In any era, but especially in Sarai’s era, infertility can cause shame for women due to the fact that the ability to carry a child and give birth plays a large role in making a woman feel feminine. Pregnancy is a beautiful gift imparted specifically to women and when that gift can’t be experienced and enjoyed a woman often feels worthless and less than. I should know since I, too, am infertile.

In the day and age that Sarai lived, being unable to have a child was a defining characteristic and that’s what makes this verse in Genesis so noteworthy. In this particular scripture, the author shares the name of every man on the voyage from Ur to Harrah but only shares the name of one woman – and it wasn’t the name of a woman who could conceive children. It was the name of the one woman known to be infertile.
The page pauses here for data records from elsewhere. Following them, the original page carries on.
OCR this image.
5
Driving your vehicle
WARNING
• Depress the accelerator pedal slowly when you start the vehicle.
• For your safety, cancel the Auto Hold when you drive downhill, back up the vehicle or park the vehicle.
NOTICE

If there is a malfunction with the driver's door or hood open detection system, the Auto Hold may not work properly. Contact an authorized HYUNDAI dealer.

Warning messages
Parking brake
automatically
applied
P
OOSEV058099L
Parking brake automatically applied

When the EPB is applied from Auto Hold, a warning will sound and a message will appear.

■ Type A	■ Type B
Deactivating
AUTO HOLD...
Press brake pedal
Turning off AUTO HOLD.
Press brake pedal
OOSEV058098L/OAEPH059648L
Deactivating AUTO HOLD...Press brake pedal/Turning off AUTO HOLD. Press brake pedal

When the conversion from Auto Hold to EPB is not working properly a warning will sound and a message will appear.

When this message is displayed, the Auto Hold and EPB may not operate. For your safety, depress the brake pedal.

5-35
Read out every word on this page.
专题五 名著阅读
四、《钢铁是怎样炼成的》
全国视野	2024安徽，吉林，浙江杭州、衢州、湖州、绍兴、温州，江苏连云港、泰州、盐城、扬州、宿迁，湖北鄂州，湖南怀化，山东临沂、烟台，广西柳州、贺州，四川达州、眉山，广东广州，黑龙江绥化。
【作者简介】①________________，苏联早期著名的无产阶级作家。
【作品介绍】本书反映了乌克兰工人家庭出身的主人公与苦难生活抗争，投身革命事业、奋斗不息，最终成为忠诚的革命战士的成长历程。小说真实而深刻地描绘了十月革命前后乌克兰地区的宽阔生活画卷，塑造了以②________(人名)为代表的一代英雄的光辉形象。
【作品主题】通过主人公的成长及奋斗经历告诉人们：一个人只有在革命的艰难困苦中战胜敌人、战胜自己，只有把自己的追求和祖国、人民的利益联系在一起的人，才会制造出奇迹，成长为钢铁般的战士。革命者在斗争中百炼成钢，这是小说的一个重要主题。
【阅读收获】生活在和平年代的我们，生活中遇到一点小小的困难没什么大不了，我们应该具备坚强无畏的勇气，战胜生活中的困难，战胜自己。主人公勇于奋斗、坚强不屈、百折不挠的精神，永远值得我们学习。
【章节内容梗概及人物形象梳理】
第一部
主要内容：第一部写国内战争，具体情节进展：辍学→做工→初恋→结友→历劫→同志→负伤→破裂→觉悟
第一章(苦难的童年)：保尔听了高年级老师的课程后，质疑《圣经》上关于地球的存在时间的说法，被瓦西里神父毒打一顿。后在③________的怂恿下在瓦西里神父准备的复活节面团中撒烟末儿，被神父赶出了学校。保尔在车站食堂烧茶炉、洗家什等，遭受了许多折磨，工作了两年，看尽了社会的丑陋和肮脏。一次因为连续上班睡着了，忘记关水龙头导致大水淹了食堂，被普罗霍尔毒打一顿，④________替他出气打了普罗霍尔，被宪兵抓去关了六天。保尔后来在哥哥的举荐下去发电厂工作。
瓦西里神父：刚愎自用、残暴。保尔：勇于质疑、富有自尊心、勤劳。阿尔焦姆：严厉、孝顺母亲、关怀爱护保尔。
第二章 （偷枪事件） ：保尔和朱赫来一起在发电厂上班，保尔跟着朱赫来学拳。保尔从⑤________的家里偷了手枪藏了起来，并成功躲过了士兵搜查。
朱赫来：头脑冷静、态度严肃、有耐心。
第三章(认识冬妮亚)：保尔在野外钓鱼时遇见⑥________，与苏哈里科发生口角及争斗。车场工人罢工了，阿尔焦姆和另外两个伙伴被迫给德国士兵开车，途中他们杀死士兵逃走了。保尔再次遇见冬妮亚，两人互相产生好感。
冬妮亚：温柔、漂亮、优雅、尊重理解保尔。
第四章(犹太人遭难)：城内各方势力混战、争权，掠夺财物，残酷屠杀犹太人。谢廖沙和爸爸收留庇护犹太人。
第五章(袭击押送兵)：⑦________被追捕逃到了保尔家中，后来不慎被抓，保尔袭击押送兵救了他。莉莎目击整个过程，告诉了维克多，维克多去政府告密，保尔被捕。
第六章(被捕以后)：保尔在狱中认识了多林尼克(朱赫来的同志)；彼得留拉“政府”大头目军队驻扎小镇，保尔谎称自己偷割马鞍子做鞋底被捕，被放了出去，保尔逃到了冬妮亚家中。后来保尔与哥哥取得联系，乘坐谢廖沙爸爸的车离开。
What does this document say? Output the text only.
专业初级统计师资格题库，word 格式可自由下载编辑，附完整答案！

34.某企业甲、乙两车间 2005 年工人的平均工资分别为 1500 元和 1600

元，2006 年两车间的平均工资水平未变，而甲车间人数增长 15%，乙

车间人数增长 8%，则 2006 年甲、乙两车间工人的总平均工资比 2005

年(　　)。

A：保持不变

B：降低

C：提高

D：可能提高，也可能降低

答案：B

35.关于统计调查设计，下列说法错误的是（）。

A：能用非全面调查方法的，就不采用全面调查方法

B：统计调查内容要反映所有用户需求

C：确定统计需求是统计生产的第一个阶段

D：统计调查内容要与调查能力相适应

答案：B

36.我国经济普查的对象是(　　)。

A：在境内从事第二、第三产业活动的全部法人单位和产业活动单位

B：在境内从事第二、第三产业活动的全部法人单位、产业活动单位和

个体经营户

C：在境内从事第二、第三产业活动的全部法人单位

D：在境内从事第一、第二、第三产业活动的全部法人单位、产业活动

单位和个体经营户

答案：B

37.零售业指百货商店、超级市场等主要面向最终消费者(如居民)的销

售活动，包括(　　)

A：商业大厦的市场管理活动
As I closed my Bible and thought about Genesis eleven, I was overwhelmed by the perfection of God’s Word.

God’s Word is never outdated and doesn’t contain any irrelevant details. Every word has a purpose and Sarai’s name being listed in verse thirty one is no exception. Her name has significance and sends a message to men and women everywhere: The ability to have children is not what makes you valuable. You are valuable because you are a child of God.

Your name is worth listing and your life is worth loving because God created You in His image with purpose and on purpose. Whether you can have a child of your own or not does not define you or determine your value and worth. Your value is determined by the perfect Lamb of God who died to save you and secure you a place in heaven. According to Jesus, you are worth dying for. That truth, not your current or future fertility, is why you are a precious and priceless treasure.

In His amazing grace and unmerited goodness, God used one word to shower my belated Bible reading with blessings and remind me that He loves me for me, just like He loves you for you.

If you want proof of God’s love for you, just open up your Bible – and don’t be deterred by the genealogies. God’s Holy Word is His love letter to you and, I can assure you, He never disappoints.